Repartitioning a high-volume topic in Kafka Streams could be very expensive. One solution is to partition the topic by a key on the producer’s side and ingest an already partitioned topic in Streams app.
Is there a way to tell Kafka Streams DSL that my source topic is already partitioned by the given key and no repartition is needed?
Let me clarify my question. Suppose I have a simple aggregation like that (details omitted for brevity):
builder
.stream("messages")
.groupBy((key, msg) -> msg.field)
.count();
Given this code, Kafka Streams would read messages
topic and immediately write messages back to internal repartitioning topic, this time partitioned by msg.field
as a key.
One simple way to render this round-trip unnecessary is to write the original messages
topic partitioned by the msg.field
in the first place. But Kafka Streams knows nothing about messages
topic partitioning and I've found no way to tell it how the topic is partitioned without causing real repartition.

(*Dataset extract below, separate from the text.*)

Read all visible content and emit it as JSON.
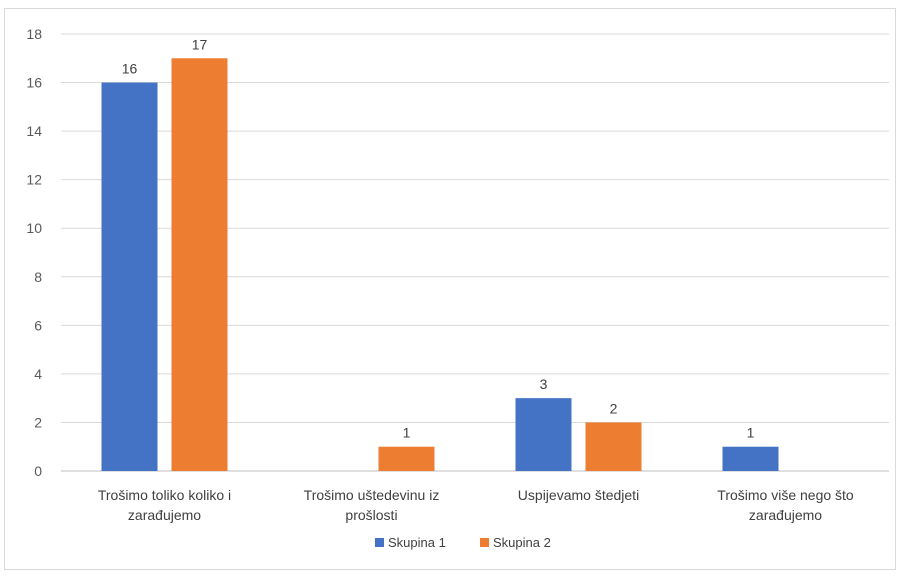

Note that I'm not trying to eliminate the partitioning step completely as the topic has to be partitioned to compute keyed aggregations. I just want to shift the partitioning step upstream from the Kafka Streams application to the original topic producers.
What I'm looking for is basically something like this:
builder
.stream("messages")
.assumeGroupedBy((key, msg) -> msg.field)
.count();
where assumeGroupedBy
would mark stream as already partitioned by msg.field
. I understand this solution is kind of fragile and would break on partitioning key mismatch, but it solves one of the problems when processing really large volumes of data.